Une fois les fonctionnalités du POC en place, je me suis attaqué à une feature qui me semblait compliquée à mettre en œuvre : Les Modes.
Cette fonctionnalité permet de passer la transcription à un autre LLM. Ce 2e LLM a son propre prompt system, ce qui permet “d’agentiser” en quelque sorte sa transcription. Exemple : un mode "email pro", où tout ce que je dirais, serait filtré par le LLM et collé à la place de la transcription initiale.
Bon, je me faisais toute une montagne de cette fonctionnalité à mettre en place, mais en vrai, en quelques prompt dans VS Code, la feature était en place, avec la possibilité d’appeler les API de type OpenAI ou encore de rester en full local via LM Studio.
Sur mon PC personnel, équipé d'une petite carte Nvidia, les performances étaient excellentes, les transcriptions rapides et l'UX moderne. À ce moment, j'étais convaincu que c’était un projet que je pourrais partager…
04Phase 3 : Le Casse-tête de la Distribution
Il restait un tout petit détail : la distribution. Non pas le marketing ou la promotion, mais simplement le fait de faire tourner cette application sur un autre PC que le mien.

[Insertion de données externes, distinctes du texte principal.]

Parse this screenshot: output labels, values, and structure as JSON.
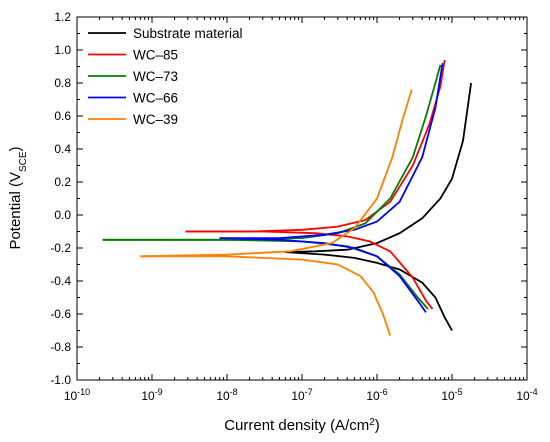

J'ai compilé l'application, l'ai installée sur un autre PC, et malgré un lancement réussi, la première transcription a provoqué un crash.
J'ai passé des soirées entières à débugger, recompilant l’application des dizaines de fois en jouant sur les paramètres qui influent sur les jeux d’instruction CPU et GPU. J'ai réalisé que mon problème n’était pas seulement logiciel, il touchait le hardware.
Sur Mac (depuis les M1), le hardware est relativement homogène (même techno, GPU intégré, mémoire unifiée). Sur PC, c’est l’inverse : Intel, AMD, architectures différentes, des GPU NVIDIA, AMD, Intel, ou pas de GPU du tout. Il est extrêmement difficile d'avoir un soft basé sur de l’IA qui fonctionne sur une grande partie des configurations. En tout cas, pour un simple vibe-codeur…
Sur ma machine, j’avais compilé l'application avec CUDA pour profiter de l’accélération matérielle NVIDIA, prévoyant un fallback CPU. Sur le papier, c’est propre. Dans la vraie vie, le résultat est : "chez certains ça tourne, chez d’autres ça rame, au pire ça plante". L'accélération matérielle a un impact énorme sur les performances.
Ce défi m'a mené à découvrir Handy, un autre soft open source de transcription recommandé dans un article de Korben, qui a choisi Vulkan au lieu de CUDA pour toucher plus de monde (compatible avec davantage de cartes graphiques). Malgré ses milliers d’étoiles sur GitHub, ce projet se bat encore avec des problèmes hardware utilisateurs. Sur ma machine, par exemple, leur modèle spécial CPU censé auto-détecter la langue produisait un mélange français/anglais dans mes transcriptions.
Ma conclusion fut simple : si je publiais mon logiciel "tel quel", je signais un CDI de support technique, passant mes soirées à débugger pour les utilisateurs.
05Le Vrai Gain : Au-delà de l'Application Fonctionnelle
À ce stade, on pourrait dire que j'ai perdu mon temps, d’autant plus que Super Whisper a fini par sortir une version pour PC entre-temps.
Mais la réalité est que j’ai gagné exactement ce que les vidéos "vibe coding" ne vendent pas : de la compréhension, de la méthode, et de nouvelles compétences. J'ai maintenant une application qui marche parfaitement sur ma configuration, avec les fonctionnalités dont j’ai besoin, et surtout, j’ai pris du plaisir à la faire.
J'ai retrouvé l'esprit des débuts de l'informatique, où j'adorais tâtonner, faire, défaire et avancer, comme quand je testais mes disquettes de boot pour gratter quelques ko de RAM. Avec l’IA, je retrouve cet esprit d'exploration et de nouvelles possibilités.